Using BufferedWriter is more efficient

The write performance after this change increased to 9975 record / sec, as it took 40.1 seconds to insert 400 000 records. This is about a 35% improvement on write speed.

Write performance is better than read performance, which is consistent with the properties of a Log-Structured Merge Tree. I'm confident that performance can be improved further, and I may explore that in the future, as this optimization has really intrigued me.

But what about the Bloom filter? What happens if I disable it? Interestingly, performance actually improved without the filter. Instead of 57.2 seconds, it averaged 55.6 seconds. While the difference is small, it was consistently better. I believe this is because my index files were already in memory during the reads. In this case, checking the Bloom filter added unnecessary overhead, as looking up the key in the in-memory index was already very fast. In a real-world scenario with larger tables, where the indexes aren't entirely in memory, I’m confident the filters would offer a performance gain by reducing disk access. However, I wasn't able to replicate this use case in my tests. In my current implementation, while the index is persisted to disk, it is always kept in memory while the datastore is running. I didn't want to modify this logic just for this experiment.

Summary

I found Bloom filters to be a very clever concept, and it was both interesting and rewarding to implement one myself. Integrating it into my LSM implementation was particularly satisfying, as it felt like a key missing component in a Log-Structured Merge Tree. However, I’m not entirely happy that the filter didn’t provide any noticeable performance benefit in my system. I may revisit the code and test cases in the future to see if I can make it work as expected. On the positive side, I learned valuable lessons about file read and write performance during my tests and managed to make some meaningful improvements.

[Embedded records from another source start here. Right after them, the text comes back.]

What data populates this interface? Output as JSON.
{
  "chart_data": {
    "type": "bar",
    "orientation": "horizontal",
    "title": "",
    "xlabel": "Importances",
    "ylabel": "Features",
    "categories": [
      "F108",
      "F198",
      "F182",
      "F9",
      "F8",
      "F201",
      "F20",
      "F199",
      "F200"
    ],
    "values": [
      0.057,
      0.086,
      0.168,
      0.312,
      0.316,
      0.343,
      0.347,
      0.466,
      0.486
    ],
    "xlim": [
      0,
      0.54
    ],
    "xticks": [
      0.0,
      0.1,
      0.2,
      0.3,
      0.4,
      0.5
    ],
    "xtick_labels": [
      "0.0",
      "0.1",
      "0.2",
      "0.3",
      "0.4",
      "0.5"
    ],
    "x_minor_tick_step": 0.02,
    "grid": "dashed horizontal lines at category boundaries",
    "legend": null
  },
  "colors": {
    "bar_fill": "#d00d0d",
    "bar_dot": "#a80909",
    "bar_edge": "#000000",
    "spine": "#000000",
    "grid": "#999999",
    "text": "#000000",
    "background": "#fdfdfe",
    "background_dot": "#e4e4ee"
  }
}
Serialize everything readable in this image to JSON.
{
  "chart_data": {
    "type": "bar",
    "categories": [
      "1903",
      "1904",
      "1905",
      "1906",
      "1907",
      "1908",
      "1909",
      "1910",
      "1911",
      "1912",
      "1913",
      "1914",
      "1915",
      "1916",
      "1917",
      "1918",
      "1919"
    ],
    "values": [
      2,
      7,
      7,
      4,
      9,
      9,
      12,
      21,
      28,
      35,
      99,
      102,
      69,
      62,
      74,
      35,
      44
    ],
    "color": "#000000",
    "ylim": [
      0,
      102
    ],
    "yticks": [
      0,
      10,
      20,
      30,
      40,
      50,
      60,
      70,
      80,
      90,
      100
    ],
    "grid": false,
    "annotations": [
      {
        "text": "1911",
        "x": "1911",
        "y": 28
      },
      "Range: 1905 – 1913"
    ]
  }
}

My goal with this repository is to keep it simple and use it for experimentation and demonstration, rather than as a high-performance production ready solution. While it’s not meant to be a full-fledged database, now that I’ve covered the more fundamental topics, I may gradually start refactoring it to enhance performance and bring it closer to a more usable datastore.

The code for this article is available on GitHub.